By: Robert Eugene Rubino
with apologies to T.E. Lawrence
Poets must seek out and cultivate their contradictions
-Orson Welles
I. Be brutally honest with yourself about yourself about your arrogance ignorance pettiness pretentiousness about your everlasting lusting lazy sniveling selfishness. Be especially honest about your history of dishonesty.

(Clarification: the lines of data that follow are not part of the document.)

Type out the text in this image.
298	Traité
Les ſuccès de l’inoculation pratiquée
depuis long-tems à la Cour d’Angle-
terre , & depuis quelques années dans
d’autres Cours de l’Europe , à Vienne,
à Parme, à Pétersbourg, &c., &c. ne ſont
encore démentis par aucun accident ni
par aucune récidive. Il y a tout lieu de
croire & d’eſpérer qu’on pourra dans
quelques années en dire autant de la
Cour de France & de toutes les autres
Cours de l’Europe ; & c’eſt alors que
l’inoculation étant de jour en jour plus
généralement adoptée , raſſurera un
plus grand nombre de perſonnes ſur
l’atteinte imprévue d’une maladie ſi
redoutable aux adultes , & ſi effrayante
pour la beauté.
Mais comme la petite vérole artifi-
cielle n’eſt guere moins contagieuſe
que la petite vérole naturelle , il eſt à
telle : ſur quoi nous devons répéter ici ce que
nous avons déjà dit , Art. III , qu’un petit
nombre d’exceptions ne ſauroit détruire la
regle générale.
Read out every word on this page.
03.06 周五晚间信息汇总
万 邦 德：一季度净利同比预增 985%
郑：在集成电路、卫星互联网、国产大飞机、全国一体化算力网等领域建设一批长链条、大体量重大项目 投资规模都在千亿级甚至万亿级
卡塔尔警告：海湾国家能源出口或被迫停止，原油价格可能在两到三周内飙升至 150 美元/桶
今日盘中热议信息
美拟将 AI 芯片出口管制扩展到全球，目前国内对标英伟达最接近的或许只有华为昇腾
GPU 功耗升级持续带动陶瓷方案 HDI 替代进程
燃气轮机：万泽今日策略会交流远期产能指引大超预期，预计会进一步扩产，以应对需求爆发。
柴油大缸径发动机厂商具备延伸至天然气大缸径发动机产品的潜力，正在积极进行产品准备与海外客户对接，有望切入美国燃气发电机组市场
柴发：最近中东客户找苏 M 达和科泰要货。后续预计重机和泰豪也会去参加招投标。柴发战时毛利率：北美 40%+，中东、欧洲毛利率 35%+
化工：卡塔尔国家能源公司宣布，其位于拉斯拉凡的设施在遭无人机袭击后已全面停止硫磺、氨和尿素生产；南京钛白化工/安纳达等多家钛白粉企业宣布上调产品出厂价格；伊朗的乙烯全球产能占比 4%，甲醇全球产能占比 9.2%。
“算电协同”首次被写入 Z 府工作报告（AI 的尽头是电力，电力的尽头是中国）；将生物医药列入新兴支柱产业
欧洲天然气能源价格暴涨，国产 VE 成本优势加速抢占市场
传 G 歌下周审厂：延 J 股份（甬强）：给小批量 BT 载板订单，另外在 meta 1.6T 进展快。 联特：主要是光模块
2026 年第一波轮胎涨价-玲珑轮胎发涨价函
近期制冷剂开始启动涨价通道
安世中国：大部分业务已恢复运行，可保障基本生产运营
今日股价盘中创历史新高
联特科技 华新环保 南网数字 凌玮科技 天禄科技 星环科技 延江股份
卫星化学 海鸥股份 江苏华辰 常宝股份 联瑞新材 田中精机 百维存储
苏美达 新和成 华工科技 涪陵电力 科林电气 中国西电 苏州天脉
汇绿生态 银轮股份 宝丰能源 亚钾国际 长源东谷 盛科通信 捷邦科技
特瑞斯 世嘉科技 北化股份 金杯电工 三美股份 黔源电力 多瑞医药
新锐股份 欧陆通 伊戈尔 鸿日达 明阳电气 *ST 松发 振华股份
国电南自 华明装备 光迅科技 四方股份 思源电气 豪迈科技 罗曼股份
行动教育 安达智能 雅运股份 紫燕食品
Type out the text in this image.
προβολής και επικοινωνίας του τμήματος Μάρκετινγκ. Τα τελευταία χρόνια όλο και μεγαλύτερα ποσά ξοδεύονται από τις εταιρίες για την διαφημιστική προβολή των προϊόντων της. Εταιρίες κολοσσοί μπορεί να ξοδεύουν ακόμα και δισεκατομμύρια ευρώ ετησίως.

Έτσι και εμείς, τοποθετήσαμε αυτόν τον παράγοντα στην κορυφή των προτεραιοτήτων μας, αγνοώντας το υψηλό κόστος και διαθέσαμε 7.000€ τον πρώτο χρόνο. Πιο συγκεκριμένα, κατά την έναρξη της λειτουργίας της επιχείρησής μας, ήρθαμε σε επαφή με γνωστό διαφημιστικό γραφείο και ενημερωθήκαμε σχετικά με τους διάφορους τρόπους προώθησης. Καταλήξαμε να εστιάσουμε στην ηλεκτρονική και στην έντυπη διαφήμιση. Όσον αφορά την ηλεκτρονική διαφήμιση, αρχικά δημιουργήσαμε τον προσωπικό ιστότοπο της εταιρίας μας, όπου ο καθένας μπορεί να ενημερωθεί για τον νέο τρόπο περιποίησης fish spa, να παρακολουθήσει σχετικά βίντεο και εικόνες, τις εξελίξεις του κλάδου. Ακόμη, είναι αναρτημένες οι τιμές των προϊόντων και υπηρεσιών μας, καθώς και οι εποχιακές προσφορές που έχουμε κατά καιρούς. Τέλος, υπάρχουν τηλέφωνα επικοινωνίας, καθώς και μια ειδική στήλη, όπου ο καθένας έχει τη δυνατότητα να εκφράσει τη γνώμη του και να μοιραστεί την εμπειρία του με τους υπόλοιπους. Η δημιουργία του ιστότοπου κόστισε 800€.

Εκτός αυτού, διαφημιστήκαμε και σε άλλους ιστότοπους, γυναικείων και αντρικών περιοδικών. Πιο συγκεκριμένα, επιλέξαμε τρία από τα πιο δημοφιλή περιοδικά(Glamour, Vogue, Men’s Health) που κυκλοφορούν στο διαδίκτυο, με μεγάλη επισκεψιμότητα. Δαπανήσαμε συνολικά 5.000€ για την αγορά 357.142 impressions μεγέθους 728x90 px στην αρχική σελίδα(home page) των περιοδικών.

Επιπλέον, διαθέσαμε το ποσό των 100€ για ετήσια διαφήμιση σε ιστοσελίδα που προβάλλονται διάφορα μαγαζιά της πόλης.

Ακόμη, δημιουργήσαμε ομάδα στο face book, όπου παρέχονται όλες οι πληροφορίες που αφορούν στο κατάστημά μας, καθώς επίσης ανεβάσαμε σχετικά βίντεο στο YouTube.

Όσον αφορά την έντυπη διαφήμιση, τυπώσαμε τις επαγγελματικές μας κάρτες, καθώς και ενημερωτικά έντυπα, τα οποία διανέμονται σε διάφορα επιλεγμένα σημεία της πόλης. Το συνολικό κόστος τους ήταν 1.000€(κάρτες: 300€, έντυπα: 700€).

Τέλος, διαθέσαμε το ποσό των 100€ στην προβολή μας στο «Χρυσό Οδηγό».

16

II. Protect yourself. Forgive yourself. You are a precious fragile gemstone gorgeously fabulously flawed. You are gloriously flesh and bloody human. Shower yourself generously with the bloodless diamonds of nurturing kindness. Cover yourself with the ever so soothing aloe of self-esteem demanding deserving to be treated like a celebrity. Treat yourself. Celebrate yourself.
III. Find out who you are what you are what you’re doing where you come from where you’re going stand straight stand tall take no shit make no sorry-ass apologies ...
IV. except when you’ve done wrong when you’ve caused harm when you slip up fuck up. Then ... slouch humbly eyes tearful voice shaky head bowed
say sorry
say it again
this time mean it.
V. Set boundaries.
Be your own border patrol
sharp-eyed trigger-fingered.
Guard your boundaries
with vigilant valor.
Enforce your personal law:
No Trespassing
— violators will be subject to arrest and prosecution
and may be fined or imprisoned or both.
VI. Be fully receptive accepting
open loving to others
especially the difficult unlovable others
— no excepting.
Provide aid and comfort
anyways always
or at least regularly
once in a while.
You are here to give to others.
To serve others.
Be
of service.
VII. Treat others
not only not merely
as you wish to be treated
treat others
the way they wish to be treated.
Go figure.
Figure it out.
Robert Eugene Rubino is a Pushcart Prize nominee who has published prose and poetry in various print and online literary journals since first being published four years ago at the age of 70. He's smart enough to solve The New York Times crossword puzzle on Mondays (other days not so much). His favorite activity is napping in mid-afternoon.
Behind the Scenes:
The older I get (I'm 74), the more I seem to see contradictions everywhere, whether in the daily routines of my personal life or in the most challenging issues of the wider world. The poem had been percolating in my mind for a long time, but it wasn't until I came across the quote from Orson Welles that I was able to get it down on paper (or a computer screen) after what seemed like a million rewrites, of course. The intention is to confront life's contradictions, both big and small, with self-awareness and sardonic humor.